Parler à Variété de Copenhague, Nielsson a décrit le film comme un « témoignage de l’injustice d’une élection volée ». La productrice nominée aux Oscars Signe Byrge Sørensen (« The Act of Killing », « The Look of Silence ») a déclaré que l’interdiction est le dernier exemple d’une répression croissante de la dissidence par le gouvernement zimbabwéen, ajoutant : « Ils s’inquiètent que les gens voient de leurs propres yeux ce qui se passe.
Chris Mhike, du cabinet d’avocats de Harare Atherstone & Cook, qui s’occupe de l’affaire des cinéastes danois, a contesté la décision du conseil de censure devant la Cour constitutionnelle. Dans une déclaration fournie à Variété, il a déclaré : « Notre constitution identifie le Zimbabwe comme une démocratie. Par conséquent, nous trouvons cette interdiction extrêmement décevante. La décision du conseil, a-t-il ajouté, « va à l’encontre de la tradition démocratique de la liberté d’expression ».
Nielsson avait de grands espoirs lorsqu’elle est retournée au Zimbabwe pour filmer « President », qui a eu sa première mondiale au Festival du film de Sundance en 2021. « Le Zimbabwe était sous le règne de Mugabe depuis l’indépendance en 1980 », a-t-elle déclaré. « Lorsqu’il a été destitué lors d’un coup d’État militaire, il y avait tellement d’espoir dans l’ensemble de la population qu’il était temps de changer maintenant, pour que des vents démocratiques arrivent enfin dans le pays. Nous avons été privilégiés et humbles de pouvoir raconter cette histoire.
« President » a remporté un prix spécial du jury du documentaire sur le cinéma mondial pour la réalisation de films de vérité à Sundance.

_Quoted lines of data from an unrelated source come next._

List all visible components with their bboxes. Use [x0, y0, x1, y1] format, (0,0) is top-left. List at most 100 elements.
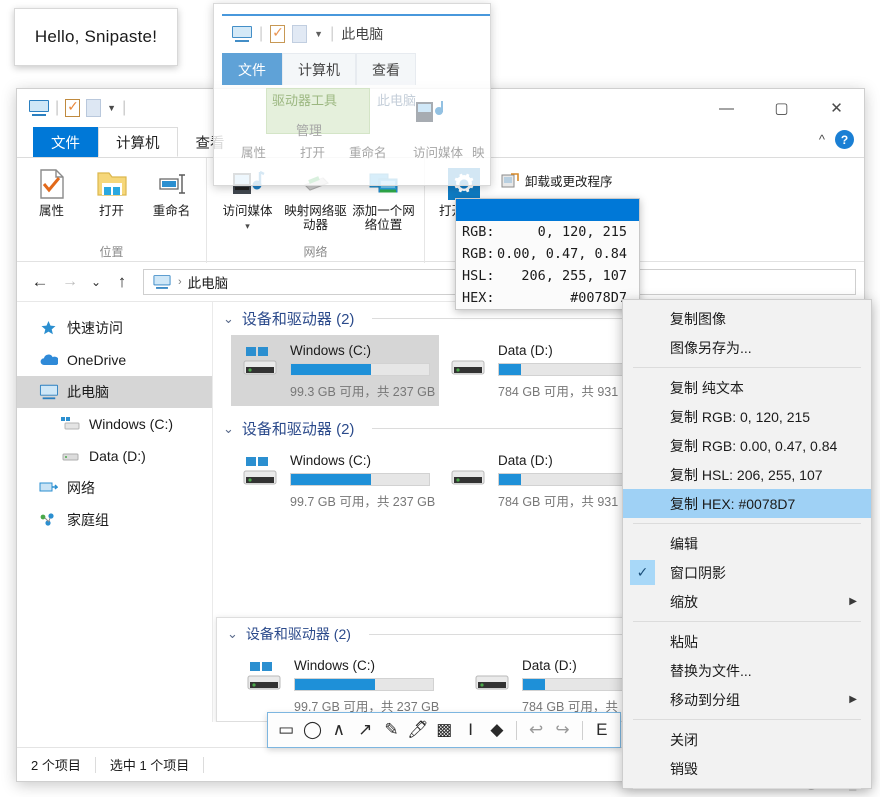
sidebar-item-quick-access[interactable]: 快速访问 [17, 312, 212, 344]
group-title: 设备和驱动器 [245, 626, 330, 642]
up-button[interactable]: ↑ [107, 268, 137, 296]
menu-item-copy-image[interactable]: 复制图像 [623, 304, 871, 333]
close-button[interactable]: ✕ [809, 89, 864, 127]
sidebar-item-homegroup[interactable]: 家庭组 [17, 504, 212, 536]
drive-tile[interactable]: Data (D:) 784 GB 可用，共 931 GB [439, 445, 647, 516]
sidebar-label-windows-c: Windows (C:) [89, 416, 174, 432]
ribbon-button-open[interactable]: 打开 [83, 163, 141, 218]
sidebar-item-data-d[interactable]: Data (D:) [17, 440, 212, 472]
menu-separator [633, 719, 861, 720]
menu-item-copy-hsl[interactable]: 复制 HSL: 206, 255, 107 [623, 460, 871, 489]
menu-item-copy-rgb255[interactable]: 复制 RGB: 0, 120, 215 [623, 402, 871, 431]
arrow-tool[interactable]: ↗ [353, 717, 377, 744]
color-swatch [456, 199, 639, 221]
group-title: 设备和驱动器 [241, 311, 332, 328]
ribbon-button-uninstall-program[interactable]: 卸载或更改程序 [495, 163, 613, 190]
menu-item-copy-hex[interactable]: 复制 HEX: #0078D7 [623, 489, 871, 518]
ribbon-label-rename: 重命名 [152, 204, 191, 218]
undo-button[interactable]: ↩ [524, 717, 548, 744]
drive-tile[interactable]: Windows (C:) 99.7 GB 可用，共 237 GB [235, 650, 443, 721]
drive-tile[interactable]: Windows (C:) 99.7 GB 可用，共 237 GB [231, 445, 439, 516]
sidebar-item-network[interactable]: 网络 [17, 472, 212, 504]
more-button[interactable]: E [590, 717, 614, 744]
snippet-item-map: 映 [472, 146, 485, 160]
drive-name: Windows (C:) [294, 658, 376, 673]
snippet-ghost-label: 此电脑 [377, 93, 417, 108]
menu-separator [633, 367, 861, 368]
snippet-tab-file[interactable]: 文件 [222, 53, 282, 85]
new-folder-icon[interactable] [86, 99, 102, 117]
menu-label-move-to-group: 移动到分组 [670, 691, 740, 708]
snipaste-pinned-explorer-snippet[interactable]: | ▼ | 此电脑 文件 计算机 查看 驱动器工具 管理 此电脑 属性 打开 重… [213, 3, 491, 186]
menu-item-save-image-as[interactable]: 图像另存为... [623, 333, 871, 362]
menu-item-window-shadow[interactable]: ✓ 窗口阴影 [623, 558, 871, 587]
redo-button[interactable]: ↪ [550, 717, 574, 744]
recent-locations-icon[interactable]: ⌄ [85, 268, 107, 296]
menu-item-move-to-group[interactable]: 移动到分组 ▶ [623, 685, 871, 714]
color-value-rgb-float: 0.00, 0.47, 0.84 [496, 246, 627, 262]
help-icon[interactable]: ? [835, 130, 854, 149]
menu-item-edit[interactable]: 编辑 [623, 529, 871, 558]
forward-button[interactable]: → [55, 268, 85, 296]
computer-icon [153, 274, 171, 289]
group-count: (2) [333, 626, 351, 642]
maximize-button[interactable]: ▢ [754, 89, 809, 127]
breadcrumb-current: 此电脑 [187, 275, 229, 291]
marker-tool[interactable]: 🖊 [406, 717, 430, 744]
pencil-tool[interactable]: ✎ [379, 717, 403, 744]
status-item-count: 2 个项目 [31, 758, 81, 773]
chevron-down-icon[interactable]: ▼ [314, 29, 323, 39]
snippet-tab-computer[interactable]: 计算机 [282, 53, 356, 85]
menu-label-zoom: 缩放 [670, 593, 698, 610]
minimize-button[interactable]: — [699, 89, 754, 127]
tab-computer[interactable]: 计算机 [98, 127, 178, 157]
ellipse-tool[interactable]: ◯ [300, 717, 324, 744]
rectangle-tool[interactable]: ▭ [274, 717, 298, 744]
back-button[interactable]: ← [25, 268, 55, 296]
line-tool[interactable]: ∧ [327, 717, 351, 744]
star-icon [39, 319, 58, 338]
snippet-media-icon [414, 98, 448, 128]
ribbon-button-rename[interactable]: 重命名 [143, 163, 201, 218]
breadcrumb-separator: › [178, 275, 182, 288]
color-value-hex: #0078D7 [545, 290, 627, 306]
drive-tile[interactable]: Windows (C:) 99.3 GB 可用，共 237 GB [231, 335, 439, 406]
properties-icon[interactable] [65, 98, 81, 117]
text-tool[interactable]: I [458, 717, 482, 744]
toolbar-separator [516, 720, 517, 740]
chevron-down-icon[interactable]: ▼ [107, 103, 116, 113]
collapse-ribbon-icon[interactable]: ^ [819, 132, 825, 147]
screen: Hello, Snipaste! | ▼ | 此电脑 文件 计算机 查看 驱动器… [0, 0, 880, 797]
sidebar-item-onedrive[interactable]: OneDrive [17, 344, 212, 376]
menu-item-paste[interactable]: 粘贴 [623, 627, 871, 656]
chevron-down-icon[interactable]: ⌄ [223, 421, 234, 437]
chevron-down-icon[interactable]: ⌄ [223, 311, 234, 327]
tab-file[interactable]: 文件 [33, 127, 98, 157]
menu-item-replace-with-file[interactable]: 替换为文件... [623, 656, 871, 685]
snippet-tab-view[interactable]: 查看 [356, 53, 416, 85]
sidebar-item-windows-c[interactable]: Windows (C:) [17, 408, 212, 440]
open-folder-icon [95, 167, 129, 201]
chevron-down-icon[interactable]: ▾ [245, 221, 250, 232]
snipaste-color-info-popup[interactable]: RGB: 0, 120, 215 RGB: 0.00, 0.47, 0.84 H… [455, 198, 640, 310]
computer-icon [232, 26, 252, 42]
menu-item-zoom[interactable]: 缩放 ▶ [623, 587, 871, 616]
menu-item-copy-plain-text[interactable]: 复制 纯文本 [623, 373, 871, 402]
color-key-rgb-float: RGB: [462, 246, 495, 262]
properties-icon [270, 24, 286, 43]
menu-item-destroy[interactable]: 销毁 [623, 754, 871, 783]
drive-tile[interactable]: Data (D:) 784 GB 可用，共 931 GB [439, 335, 647, 406]
snipaste-pinned-note[interactable]: Hello, Snipaste! [14, 8, 178, 66]
mosaic-tool[interactable]: ▩ [432, 717, 456, 744]
sidebar-item-this-pc[interactable]: 此电脑 [17, 376, 212, 408]
ribbon-button-properties[interactable]: 属性 [23, 163, 81, 218]
menu-item-close[interactable]: 关闭 [623, 725, 871, 754]
menu-item-copy-rgb-float[interactable]: 复制 RGB: 0.00, 0.47, 0.84 [623, 431, 871, 460]
rename-icon [155, 167, 189, 201]
snippet-address-label: 此电脑 [341, 26, 384, 42]
menu-separator [633, 788, 861, 789]
pinned-note-text: Hello, Snipaste! [34, 27, 158, 46]
eraser-tool[interactable]: ◆ [485, 717, 509, 744]
drive-name: Windows (C:) [290, 453, 372, 468]
ribbon-group-label-network: 网络 [303, 245, 328, 259]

Variété‘s Guy Lodge a qualifié le «documentaire vital et dévastateur» de «docu-thriller galvanisant à l’échelle épique», le décrivant comme «un autre chapitre essentiel de la longue route sans cesse détournée du Zimbabwe vers la démocratie».

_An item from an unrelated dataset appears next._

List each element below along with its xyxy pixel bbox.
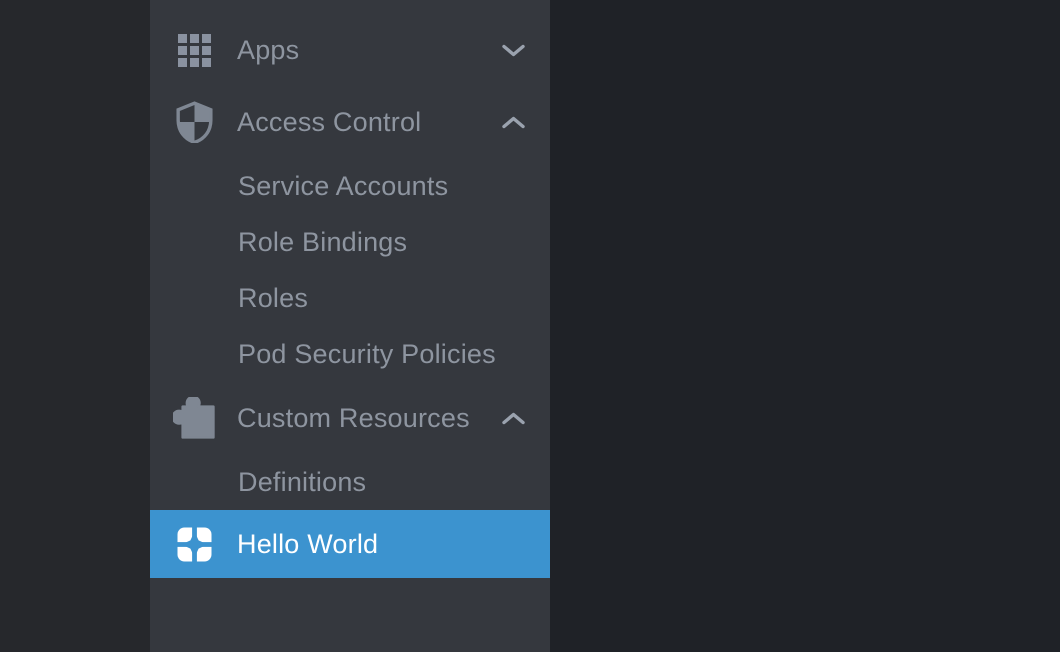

Le film poursuit une chronique de près d’une décennie sur la transition démocratique du Zimbabwe pour Nielsson, dont le film précédent, « Démocrates », a également été interdit par le gouvernement lors de sa sortie en 2015. La décision a finalement été annulée par la Haute Cour du Zimbabwe après trois bataille juridique de l’année.
Dans aucun de ces cas, la commission de censure n’a été tenue par la loi d’expliquer sa décision. Nielsson a fait référence à une affirmation du gouvernement selon laquelle le film menaçait « d’inciter à la violence et de saper l’État » avant les élections de l’année prochaine, notant sèchement : « En gros, pour créer une révolution ».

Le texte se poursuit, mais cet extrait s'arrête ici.